Chapter 3. Modular chemical synthesis of the human immunodeficiency virus type 1 protease analog via serial disulfide-bond formation
　Npys-protected cysteine (Cys(Npys)), prepared from the reaction between conventional SH-protected cysteines and Npys-OPh(pF) (1), can selectively react with another free SH to form the disulfide bonds. On the other hand, the intrinsic structures of proteins that have been developed during evolution have not always been optimized for their functions to an ideal and perfect state. Therefore, it may be possible to diversify the function of proteins by converting the unique amide bonds of proteins to other bonds. In chapter 3, converting them to more flexible disulfide bonds were considered and firstly a human immunodeficiency virus type 1 protease (HIV-1 PR) analogue was synthesized with two disulfide bonds in the main chain was synthesized by the disulfide-ligation method. HIV-1 PR analogue composed of 115aa residues was divided into three fragments 3-5 (Scheme 4) and the first disulfide ligation was performed between fragment 3 with Cys(Npys) at the C-terminus and fragment 4 with free SH at the N-terminus. Then, resultant fragment 6 was converted to the Cys(Npys) form 7 using Npys-OPh(pF) (1), and directly ligated with fragment 5 to form the second disulfide.

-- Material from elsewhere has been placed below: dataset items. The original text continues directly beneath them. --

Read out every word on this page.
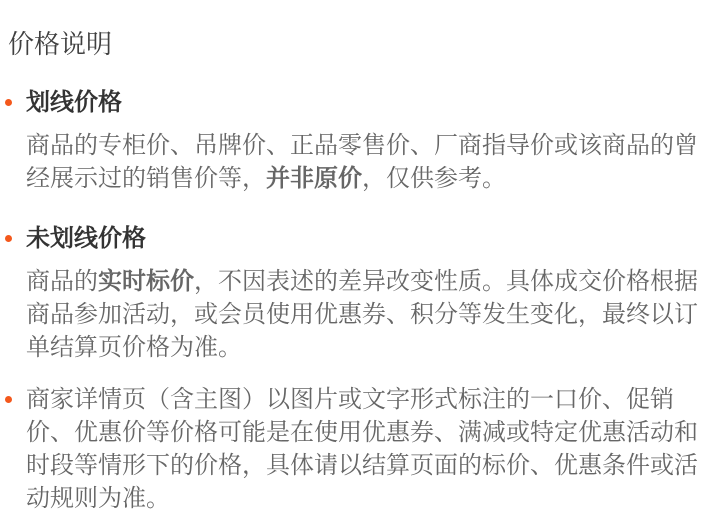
价格说明
划线价格

商品的专柜价、吊牌价、正品零售价、厂商指导价或该商品的曾经展示过的销售价等，并非原价，仅供参考。

未划线价格

商品的实时标价，不因表述的差异改变性质。具体成交价格根据商品参加活动，或会员使用优惠券、积分等发生变化，最终以订单结算页价格为准。

商家详情页（含主图）以图片或文字形式标注的一口价、促销价、优惠价等价格可能是在使用优惠券、满减或特定优惠活动和时段等情形下的价格，具体请以结算页面的标价、优惠条件或活动规则为准。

The final deprotection of Mts gave the double disulfide-linked HIV-1 protease monomer analogue 9. The results suggest that Npys-based disulfide ligation can be expand to the synthesis of various protein analogues.

Conclusion
　This thesis study demonstrated that the development of a new Npy sulfenate reagent, Npys-OPh(pF) (1), is a stable surrogate of the Npys-Cl and its resin in liquid- and solid-phase synthesis. This new reagent could protect amino, hydroxy and thiol groups in various amino acids. And in SPDSL strategy, Npys-OPh(pF) resin (7) was applicable to the disulfide formation in oxytocin and glycoconjugate. The new Npys-OPh(pF)-based disulfide ligation was used to synthesize a disulfide-linked HIV-1 protease analogue. These results indicate that Npys-OPh(pF) (1) can contribute to the construction of various disulfide-linked molecules in peptide/protein chemistry, chemical biology and drug development.